Friday, May 13, 2011

Healing with Secret Love


Several dear friends of mine, married couples, are dealing with the healing of cancer in one person in their relationship. This is always a test of courage and a challenge to each person to call forth the soul to infuse and dissolve the fear that clings to us, and which we hold partly because our family and our culture value negative drama. When one person materializes the illness, I sense that the other person holds the latent pattern of it, like a negative and its corresponding positive print. The healing of one is the healing of both. It is "fear of something" that has caused the contraction and internal panic in the cells of both people—and the healing is the deep relaxation and return to the true spiritual nature, through and through, in both people. No gaps, no holdouts, no yes-buts, no withholds. There is a sort of total surrender to the love of spirit that is required. A new experience of faith in our true nature.

In one couple, the cancer-manifesting partner recently materialized a car accident which totaled the auto of their partner, but left not a scratch on the cancer-manifesting person. The car was nearly pulverized. And yet, the cancer-manifesting person was protected and released from tragedy. Thinking of the people, I heard: "The car is showing you how much better off you are than it is. It's sending you a message that you are going to heal." In actuality, the car was entirely replaced by the insurance company and new life and capacity for forward movement ensued. I couldn't help but feel that the car, in all its loving consciousness, sacrificed itself to move energy into its people; to give life. More and more lately, I've been experiencing the reality of the life force, and love, that exist inside supposedly inanimate objects. Everything is alive! Everything is full of love.

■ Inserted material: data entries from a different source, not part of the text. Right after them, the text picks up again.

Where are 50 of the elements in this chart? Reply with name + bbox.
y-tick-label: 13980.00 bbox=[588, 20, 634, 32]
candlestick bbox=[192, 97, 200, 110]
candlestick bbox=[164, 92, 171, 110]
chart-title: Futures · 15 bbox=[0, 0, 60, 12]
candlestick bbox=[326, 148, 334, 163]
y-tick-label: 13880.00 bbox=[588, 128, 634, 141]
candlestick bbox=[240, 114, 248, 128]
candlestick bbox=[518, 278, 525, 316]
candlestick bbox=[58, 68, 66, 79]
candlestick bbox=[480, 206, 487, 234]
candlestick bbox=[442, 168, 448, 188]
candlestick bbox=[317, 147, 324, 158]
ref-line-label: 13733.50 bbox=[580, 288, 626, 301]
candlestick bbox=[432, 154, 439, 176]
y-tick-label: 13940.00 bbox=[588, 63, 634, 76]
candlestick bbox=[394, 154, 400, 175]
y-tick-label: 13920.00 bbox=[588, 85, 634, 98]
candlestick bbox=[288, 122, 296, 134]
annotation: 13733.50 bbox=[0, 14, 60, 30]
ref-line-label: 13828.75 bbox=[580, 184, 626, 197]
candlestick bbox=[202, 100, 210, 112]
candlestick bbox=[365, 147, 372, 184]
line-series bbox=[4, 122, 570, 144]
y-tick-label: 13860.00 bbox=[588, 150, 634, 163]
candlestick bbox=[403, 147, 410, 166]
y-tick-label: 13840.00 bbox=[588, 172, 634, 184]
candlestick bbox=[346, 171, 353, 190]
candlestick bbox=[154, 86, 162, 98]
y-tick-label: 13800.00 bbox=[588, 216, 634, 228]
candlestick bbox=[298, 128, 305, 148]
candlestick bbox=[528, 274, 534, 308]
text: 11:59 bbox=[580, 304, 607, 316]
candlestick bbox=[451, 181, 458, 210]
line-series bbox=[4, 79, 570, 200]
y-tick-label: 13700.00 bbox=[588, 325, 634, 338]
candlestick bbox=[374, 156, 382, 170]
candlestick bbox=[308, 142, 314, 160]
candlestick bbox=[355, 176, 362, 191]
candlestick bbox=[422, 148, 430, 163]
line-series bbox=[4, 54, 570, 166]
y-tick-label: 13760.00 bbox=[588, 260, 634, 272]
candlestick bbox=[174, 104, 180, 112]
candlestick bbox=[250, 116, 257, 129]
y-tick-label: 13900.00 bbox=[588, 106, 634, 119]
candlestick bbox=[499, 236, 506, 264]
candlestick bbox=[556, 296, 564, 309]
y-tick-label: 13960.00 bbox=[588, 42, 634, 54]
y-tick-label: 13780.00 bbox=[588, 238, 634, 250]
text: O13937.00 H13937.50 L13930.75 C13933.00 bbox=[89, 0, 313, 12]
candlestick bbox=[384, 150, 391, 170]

My friends' "death" of their beloved car reminded me of an experience I had many years ago, when I went out for a hike after a big rainstorm, on Mt. Tamalpais in Mill Valley, CA. It was on a stretch of trail that led through a redwood forest, and it was foggy and the moss was bright green and standing at attention, dripping with moisture, when I came across 3 redwood trees that had fallen during the night. It moved me almost to tears and I wrote the following poem. We never know what sentient beings have given up their lives so that we might receive a burst of vitality and renewal, that we might carry on. Let us never forget to give thanks, even to what we might not be able to identify as the cause of our beneficence.


SECRET LOVE

during the night
while everyone slept
and the downpour flooded our dreams
3 noble redwoods
in a divine triangle
fell all at once
in the rain-soaked woods,
gave up their grip

on this watery earth

crashed away from center

and far away from those
they saved,
now in silent sacrifice

they lie, cradled
in the arms of their friends,

pointing out


copyright by Penney Peirce 2011
Illustration by Sarah Hollander

4 comments:

Anonymous said...

Dear Penney,
one minute ago, just as I was reading the last line of your poem, I heard a sudden strong bursting noise. A storm is expected, but it wasn't that. For a fraction of a second, which seemed a long time, I wondered what it could be.
I live in a big city, on a fifth floor. Out of the window I see roofs and buildings. I looked and I saw a huge light: firecrackers!!! A sequence of big, sudden green and gold firecrackers. To underline the truth of what I had just read. Oh my God!
And now the storm is coming.
Thank you,
Paola (Italy)

Anonymous said...

Sorry, I meant fireworks.

Susie Surtees said...

Such a moving blog Penney, and a richly evocative poem that caused my mind to play the scene as if real. I'm certain your friends will be uplifted by your interpretation of the car crash. Beautiful words.

Jasjit said...

A few days ago, I spilled a bit of water on my macbook and it stopped working (it was over 4 yrs old). I wasn't ready to buy a new one, yet finally figured I had to. One day, while hoping it would recover, I lay down to rest. I did a body check since I hadn't been feeling great recently (a cold) and I sensed a dampness in my legs and imagined that I needed heat and drying of it. I also sensed my chest and felt a weakness like it wasn't connected to Source. Then I realized that this was similar to my computer's illness - dampness/turning on but going dark, not lit up! So perhaps it gave up itself to re-energize me (which I've been needing lately in a big way)? Thanks for the story. I've now got a new computer. Will see what happens!